Wednesday, July 30, 2003

'Why is the drop in consumer confidence a big deal?' one might ask. After all, the General puts little stock of any kind in surveys about peoples' feelings, especially when it comes to the economy. The importance comes primarily in refracting these July figures through the prism of real earnings.

Since December 2002 real hourly earnings have stagnated. In 1982 dollars, average hourly earnings stood at:
  • $8.30 for December
  • $8.28 for January
  • $8.26 for February
  • $8.22 for March
  • $8.27 for April
  • $8.31 for May
  • $8.30 for June
Thus for the past six months US workers' earnings have been spinning their wheels. As the production side of the economy begins to exhibit a pulse, the consumption side is going nowhere and more importantly with little capacity to go anywhere, either. If American workers' wages aren't going up, only debt, tax cuts or transfer payments can buoy the Amazing American Consumption Machine.

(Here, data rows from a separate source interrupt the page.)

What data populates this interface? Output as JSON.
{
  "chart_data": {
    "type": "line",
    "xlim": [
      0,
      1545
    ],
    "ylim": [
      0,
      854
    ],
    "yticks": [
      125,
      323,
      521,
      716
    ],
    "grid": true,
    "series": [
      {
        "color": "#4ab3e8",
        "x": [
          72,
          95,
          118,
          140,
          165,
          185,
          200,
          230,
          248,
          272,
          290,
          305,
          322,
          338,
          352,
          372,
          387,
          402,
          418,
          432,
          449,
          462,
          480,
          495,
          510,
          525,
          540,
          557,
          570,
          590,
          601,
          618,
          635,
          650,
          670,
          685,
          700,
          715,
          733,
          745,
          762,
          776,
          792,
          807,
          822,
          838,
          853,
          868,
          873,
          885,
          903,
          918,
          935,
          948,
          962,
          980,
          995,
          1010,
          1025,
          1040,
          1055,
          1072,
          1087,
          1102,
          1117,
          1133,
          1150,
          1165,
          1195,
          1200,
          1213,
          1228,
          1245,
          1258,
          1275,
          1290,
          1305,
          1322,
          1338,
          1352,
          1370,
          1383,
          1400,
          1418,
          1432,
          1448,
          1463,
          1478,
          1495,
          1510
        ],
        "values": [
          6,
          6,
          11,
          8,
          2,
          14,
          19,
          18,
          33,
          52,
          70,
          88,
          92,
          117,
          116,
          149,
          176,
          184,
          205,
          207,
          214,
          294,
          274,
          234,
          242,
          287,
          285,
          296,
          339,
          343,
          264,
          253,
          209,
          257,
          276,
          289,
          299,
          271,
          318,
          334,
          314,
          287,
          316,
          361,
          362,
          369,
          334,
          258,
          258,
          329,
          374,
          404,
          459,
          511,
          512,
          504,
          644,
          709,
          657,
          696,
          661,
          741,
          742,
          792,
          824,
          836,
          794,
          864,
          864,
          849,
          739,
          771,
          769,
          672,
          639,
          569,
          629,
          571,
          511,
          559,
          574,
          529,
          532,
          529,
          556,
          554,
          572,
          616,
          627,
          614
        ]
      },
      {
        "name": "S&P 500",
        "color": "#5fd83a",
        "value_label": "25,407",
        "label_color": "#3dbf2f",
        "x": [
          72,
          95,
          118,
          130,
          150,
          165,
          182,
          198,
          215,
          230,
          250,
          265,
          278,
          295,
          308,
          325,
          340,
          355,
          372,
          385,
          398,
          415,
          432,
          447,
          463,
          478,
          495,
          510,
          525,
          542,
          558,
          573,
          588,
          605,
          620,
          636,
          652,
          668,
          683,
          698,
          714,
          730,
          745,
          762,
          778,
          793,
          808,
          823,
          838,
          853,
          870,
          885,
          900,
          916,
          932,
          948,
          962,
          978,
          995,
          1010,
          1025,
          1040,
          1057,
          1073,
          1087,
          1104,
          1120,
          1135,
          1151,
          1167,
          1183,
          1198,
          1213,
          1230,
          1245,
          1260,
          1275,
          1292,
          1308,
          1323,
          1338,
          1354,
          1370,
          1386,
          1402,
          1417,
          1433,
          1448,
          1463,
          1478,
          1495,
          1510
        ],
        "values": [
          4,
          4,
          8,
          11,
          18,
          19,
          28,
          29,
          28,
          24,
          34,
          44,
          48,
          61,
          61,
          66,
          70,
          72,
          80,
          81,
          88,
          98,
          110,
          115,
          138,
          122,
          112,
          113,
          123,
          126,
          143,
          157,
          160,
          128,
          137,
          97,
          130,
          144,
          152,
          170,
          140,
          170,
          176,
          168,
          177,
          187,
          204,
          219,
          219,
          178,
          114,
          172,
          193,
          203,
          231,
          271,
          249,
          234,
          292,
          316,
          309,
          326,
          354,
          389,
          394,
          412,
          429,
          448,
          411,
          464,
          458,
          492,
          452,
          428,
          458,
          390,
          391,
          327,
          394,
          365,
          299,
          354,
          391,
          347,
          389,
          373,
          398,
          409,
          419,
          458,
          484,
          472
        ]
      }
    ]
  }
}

In light of current record levels of consumer debt, state and local government tax increases and budget cuts, and the ever-expanding federal US budget deficit, where exactly are these compensatory dollars coming to come from?

The Bush administration's mantra has always been "I will gladly pay you Tuesday for a hamburger today." Maybe Tuesday is coming closer than George is willing to admit.